First of all my new insight is that I am not good with google docs, it took me 40 minutes to figure how to post this. On a mathematical topic, i found out that just because i knew the rule to something did not mean that i knew the reason for the rule. Many kids do ask 'why' in school and they are shunned by their teacher with a simple answer that has no meaning which is 'because I said so' I am also finding out that as I go through the class I get more and more frustrated because it forces me to think aside from the rule that was rudely inserted in me as I learned math. One thing that I found interesting in class today was the reason as to 'why' when we are dividing fractions we 'flip' the second fraction and multiply across. I had NOOO idea the reason why, and it always bothered me, but know I understand and I feel as if I could explain to that 'why' child the reason as to why that rule is set up.

Summary and Synthesis

Throughout the semester we have been learning a lot of different concepts and how to apply them into the classroom. This class has provided different hands on activities both individually and as group work. We are being taught how to break questions down, how to answer our own questions, and we are just being told why to use a certain procedure, but we are being taught why it is important and how it actually works. When working with fractions in class, we were able to learn why you use certain formulas and how to use visuals to come to an answer. In the past, I have always just been given a formula, and than told to use it. Never was I ever told why or how this formula actually produced the correct answer. Sometimes I become irritated with myself when it comes to math, I wish I was able to produce an answer faster and with more confidence. I hope to have that confidence by the end of the semester.

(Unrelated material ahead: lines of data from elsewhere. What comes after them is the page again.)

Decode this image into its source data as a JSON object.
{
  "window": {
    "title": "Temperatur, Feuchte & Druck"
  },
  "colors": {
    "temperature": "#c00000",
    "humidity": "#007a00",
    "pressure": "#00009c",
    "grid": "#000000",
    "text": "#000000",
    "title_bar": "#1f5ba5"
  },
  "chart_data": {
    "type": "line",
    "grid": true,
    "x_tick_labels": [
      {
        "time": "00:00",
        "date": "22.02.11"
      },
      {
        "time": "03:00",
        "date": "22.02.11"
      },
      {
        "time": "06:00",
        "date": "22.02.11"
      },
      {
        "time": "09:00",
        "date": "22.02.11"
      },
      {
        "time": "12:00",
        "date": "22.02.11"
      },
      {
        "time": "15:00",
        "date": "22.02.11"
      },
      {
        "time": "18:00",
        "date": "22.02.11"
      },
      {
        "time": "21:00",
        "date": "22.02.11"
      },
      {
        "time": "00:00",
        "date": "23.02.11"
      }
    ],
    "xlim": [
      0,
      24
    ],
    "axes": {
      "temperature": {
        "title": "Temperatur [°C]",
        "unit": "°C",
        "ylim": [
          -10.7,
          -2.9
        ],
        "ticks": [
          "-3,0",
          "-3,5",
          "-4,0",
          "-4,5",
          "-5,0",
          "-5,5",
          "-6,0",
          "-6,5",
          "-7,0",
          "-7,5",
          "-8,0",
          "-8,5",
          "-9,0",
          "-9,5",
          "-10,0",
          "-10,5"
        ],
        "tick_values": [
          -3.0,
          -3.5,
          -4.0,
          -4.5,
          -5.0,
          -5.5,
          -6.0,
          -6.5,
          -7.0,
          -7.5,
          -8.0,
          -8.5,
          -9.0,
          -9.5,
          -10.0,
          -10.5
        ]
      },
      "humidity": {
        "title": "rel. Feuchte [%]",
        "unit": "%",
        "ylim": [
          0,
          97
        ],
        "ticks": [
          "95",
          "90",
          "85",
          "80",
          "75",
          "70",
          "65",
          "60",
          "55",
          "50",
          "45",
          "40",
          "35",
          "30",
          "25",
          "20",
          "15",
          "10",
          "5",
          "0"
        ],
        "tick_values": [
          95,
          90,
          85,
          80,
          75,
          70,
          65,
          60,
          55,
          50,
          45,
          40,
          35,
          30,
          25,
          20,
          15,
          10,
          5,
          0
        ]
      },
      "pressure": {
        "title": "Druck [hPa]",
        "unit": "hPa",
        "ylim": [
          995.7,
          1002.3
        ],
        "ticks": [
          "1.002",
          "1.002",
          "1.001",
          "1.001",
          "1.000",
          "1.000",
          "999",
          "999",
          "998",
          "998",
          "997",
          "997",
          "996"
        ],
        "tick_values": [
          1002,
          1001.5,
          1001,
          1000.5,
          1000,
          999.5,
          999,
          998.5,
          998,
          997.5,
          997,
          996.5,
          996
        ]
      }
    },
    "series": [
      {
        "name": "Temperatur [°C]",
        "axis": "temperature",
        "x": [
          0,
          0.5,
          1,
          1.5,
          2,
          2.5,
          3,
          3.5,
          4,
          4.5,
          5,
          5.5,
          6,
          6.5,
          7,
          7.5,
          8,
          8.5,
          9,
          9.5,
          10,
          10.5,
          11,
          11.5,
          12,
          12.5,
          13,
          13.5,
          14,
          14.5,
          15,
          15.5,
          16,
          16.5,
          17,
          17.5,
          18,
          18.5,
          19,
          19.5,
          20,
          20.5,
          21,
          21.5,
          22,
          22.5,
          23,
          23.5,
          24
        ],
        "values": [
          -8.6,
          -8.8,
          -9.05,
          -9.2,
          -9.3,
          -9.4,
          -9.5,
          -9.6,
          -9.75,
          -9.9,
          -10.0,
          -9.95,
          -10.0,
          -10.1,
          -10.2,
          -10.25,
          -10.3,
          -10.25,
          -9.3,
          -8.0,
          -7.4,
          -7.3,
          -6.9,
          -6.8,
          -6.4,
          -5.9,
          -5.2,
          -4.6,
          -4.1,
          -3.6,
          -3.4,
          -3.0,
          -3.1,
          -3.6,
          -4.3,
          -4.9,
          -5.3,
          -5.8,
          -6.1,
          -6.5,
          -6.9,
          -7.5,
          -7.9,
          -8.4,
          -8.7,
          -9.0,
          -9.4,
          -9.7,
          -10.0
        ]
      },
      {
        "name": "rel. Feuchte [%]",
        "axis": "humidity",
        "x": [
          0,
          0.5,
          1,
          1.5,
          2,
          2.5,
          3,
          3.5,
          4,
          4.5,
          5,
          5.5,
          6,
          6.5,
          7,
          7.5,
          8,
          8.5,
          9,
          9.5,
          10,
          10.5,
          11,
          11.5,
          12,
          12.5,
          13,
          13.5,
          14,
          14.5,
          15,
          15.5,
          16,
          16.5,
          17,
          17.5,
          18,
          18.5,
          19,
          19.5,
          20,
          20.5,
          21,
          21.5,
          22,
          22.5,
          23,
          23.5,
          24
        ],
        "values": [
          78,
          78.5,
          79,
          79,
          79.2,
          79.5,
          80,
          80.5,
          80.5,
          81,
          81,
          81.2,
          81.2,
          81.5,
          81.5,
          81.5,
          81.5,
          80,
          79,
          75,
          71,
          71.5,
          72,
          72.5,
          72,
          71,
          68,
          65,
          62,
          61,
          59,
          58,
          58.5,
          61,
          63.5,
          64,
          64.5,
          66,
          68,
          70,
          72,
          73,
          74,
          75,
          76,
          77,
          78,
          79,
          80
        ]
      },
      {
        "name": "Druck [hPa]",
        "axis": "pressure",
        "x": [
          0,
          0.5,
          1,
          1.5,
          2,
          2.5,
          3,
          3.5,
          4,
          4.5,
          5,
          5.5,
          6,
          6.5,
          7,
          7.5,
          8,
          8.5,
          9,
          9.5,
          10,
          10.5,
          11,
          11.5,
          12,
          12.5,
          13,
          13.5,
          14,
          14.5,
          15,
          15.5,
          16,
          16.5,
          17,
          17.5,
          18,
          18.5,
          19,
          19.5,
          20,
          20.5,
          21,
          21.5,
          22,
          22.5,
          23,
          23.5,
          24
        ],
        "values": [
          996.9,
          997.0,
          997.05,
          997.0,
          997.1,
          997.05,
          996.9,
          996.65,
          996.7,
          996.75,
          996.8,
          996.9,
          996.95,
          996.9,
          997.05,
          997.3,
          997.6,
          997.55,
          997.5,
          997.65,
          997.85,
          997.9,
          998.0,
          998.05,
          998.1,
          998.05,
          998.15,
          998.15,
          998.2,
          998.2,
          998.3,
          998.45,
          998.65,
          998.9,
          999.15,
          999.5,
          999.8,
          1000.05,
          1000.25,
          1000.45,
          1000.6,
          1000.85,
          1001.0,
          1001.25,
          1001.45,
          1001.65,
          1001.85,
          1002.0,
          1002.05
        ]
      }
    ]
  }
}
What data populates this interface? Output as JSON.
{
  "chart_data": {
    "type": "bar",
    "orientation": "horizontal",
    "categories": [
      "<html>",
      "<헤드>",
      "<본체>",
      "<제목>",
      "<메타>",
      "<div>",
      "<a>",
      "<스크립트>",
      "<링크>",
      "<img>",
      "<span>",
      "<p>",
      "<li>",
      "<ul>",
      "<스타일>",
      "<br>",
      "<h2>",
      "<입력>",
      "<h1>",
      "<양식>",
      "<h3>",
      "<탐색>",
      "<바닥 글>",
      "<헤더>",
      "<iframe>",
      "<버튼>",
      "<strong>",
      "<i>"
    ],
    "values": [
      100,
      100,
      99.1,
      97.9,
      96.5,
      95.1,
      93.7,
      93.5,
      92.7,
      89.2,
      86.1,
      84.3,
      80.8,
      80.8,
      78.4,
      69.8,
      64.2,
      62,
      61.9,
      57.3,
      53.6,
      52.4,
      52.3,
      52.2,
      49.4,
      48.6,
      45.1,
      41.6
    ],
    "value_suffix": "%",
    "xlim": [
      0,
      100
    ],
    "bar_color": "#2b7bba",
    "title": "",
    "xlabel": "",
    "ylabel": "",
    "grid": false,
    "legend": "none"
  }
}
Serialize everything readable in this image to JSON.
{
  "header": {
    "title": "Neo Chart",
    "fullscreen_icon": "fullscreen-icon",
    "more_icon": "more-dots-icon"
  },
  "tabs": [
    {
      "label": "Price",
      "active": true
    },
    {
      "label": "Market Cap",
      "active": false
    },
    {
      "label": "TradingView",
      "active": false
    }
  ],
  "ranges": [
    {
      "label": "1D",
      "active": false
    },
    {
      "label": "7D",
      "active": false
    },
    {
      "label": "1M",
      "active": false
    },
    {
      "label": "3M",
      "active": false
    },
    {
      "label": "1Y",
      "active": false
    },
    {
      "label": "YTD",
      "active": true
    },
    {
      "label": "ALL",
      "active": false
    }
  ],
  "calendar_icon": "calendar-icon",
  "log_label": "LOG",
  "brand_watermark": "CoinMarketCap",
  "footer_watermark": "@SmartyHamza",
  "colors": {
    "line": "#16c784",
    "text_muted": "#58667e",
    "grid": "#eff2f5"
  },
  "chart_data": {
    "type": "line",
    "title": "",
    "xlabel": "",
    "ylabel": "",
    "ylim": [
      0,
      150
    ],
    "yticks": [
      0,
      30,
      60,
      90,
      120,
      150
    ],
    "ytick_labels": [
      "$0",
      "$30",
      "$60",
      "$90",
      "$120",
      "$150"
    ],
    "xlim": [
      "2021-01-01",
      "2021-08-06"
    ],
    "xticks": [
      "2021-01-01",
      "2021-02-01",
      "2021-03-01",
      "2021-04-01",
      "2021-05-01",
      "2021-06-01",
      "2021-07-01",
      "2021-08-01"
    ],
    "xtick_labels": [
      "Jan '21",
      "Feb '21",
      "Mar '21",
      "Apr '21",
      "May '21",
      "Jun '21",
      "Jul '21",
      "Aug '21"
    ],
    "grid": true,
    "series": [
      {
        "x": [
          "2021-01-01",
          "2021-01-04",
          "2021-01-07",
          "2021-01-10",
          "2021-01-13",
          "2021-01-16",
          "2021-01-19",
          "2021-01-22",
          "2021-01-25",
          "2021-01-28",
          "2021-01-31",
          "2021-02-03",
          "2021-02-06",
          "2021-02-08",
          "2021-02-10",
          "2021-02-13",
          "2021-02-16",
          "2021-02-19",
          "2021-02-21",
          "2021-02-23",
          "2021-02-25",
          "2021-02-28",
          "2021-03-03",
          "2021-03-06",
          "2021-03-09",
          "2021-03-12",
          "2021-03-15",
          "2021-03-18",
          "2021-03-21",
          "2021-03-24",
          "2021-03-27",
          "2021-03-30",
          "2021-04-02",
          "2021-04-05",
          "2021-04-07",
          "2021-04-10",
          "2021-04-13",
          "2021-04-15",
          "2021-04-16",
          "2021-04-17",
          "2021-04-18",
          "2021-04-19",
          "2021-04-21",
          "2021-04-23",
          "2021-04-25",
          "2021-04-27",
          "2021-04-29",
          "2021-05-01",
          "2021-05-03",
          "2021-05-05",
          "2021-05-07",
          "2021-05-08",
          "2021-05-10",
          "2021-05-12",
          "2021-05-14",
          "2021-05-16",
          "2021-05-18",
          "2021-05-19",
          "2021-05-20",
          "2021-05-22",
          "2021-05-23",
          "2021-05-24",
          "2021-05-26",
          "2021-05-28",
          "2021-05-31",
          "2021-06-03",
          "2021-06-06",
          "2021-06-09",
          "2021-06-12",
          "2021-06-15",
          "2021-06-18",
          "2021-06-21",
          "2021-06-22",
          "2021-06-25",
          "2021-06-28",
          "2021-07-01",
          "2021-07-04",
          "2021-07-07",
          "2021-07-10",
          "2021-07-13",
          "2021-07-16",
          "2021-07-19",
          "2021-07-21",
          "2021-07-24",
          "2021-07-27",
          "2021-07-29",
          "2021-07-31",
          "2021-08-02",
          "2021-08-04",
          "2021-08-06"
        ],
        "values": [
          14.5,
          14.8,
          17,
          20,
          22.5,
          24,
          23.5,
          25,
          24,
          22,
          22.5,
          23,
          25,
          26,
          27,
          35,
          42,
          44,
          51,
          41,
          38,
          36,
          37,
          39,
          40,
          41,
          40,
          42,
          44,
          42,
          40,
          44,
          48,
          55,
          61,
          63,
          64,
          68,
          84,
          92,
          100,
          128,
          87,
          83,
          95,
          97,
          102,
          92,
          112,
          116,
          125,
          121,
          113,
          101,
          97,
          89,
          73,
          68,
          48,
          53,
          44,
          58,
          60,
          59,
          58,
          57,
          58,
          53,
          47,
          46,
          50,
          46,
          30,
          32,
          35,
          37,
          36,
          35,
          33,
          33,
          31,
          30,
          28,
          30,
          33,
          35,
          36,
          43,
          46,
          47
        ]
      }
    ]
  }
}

New Insights and Implications

From this class the main thing I have learned is that just because you know how to use an equation, it doesn't mean you know how to teach it. I've learned that there are a lot of steps a person has to go through in order to teach one concept. Things are not as simple as just teaching an equation and expecting students to apply it right away. Sometimes I forget that my students can't pick up on things as fast as I can because they don't have as much background knowledge. I need to teach things as though students are starting from scratch.

Personal Concerns and Next Steps

Until taking this course, I genuinely thought that I understood math enough so that I could teach it to other people. I've always been a big fan of math and enjoyed doing it on most levels. I even tutored math for several years in high school and part of college. By taking this course, I feel like I am starting from scratch and don't know anything about math at all. It's really disappointing to find out that I'm not prepared to teach my favorite subject. I'm getting more into English because of this class. I'm trying my hardest to understand why we are learning what we're learning, but I don't quite get it. I hope that things will soon click for me.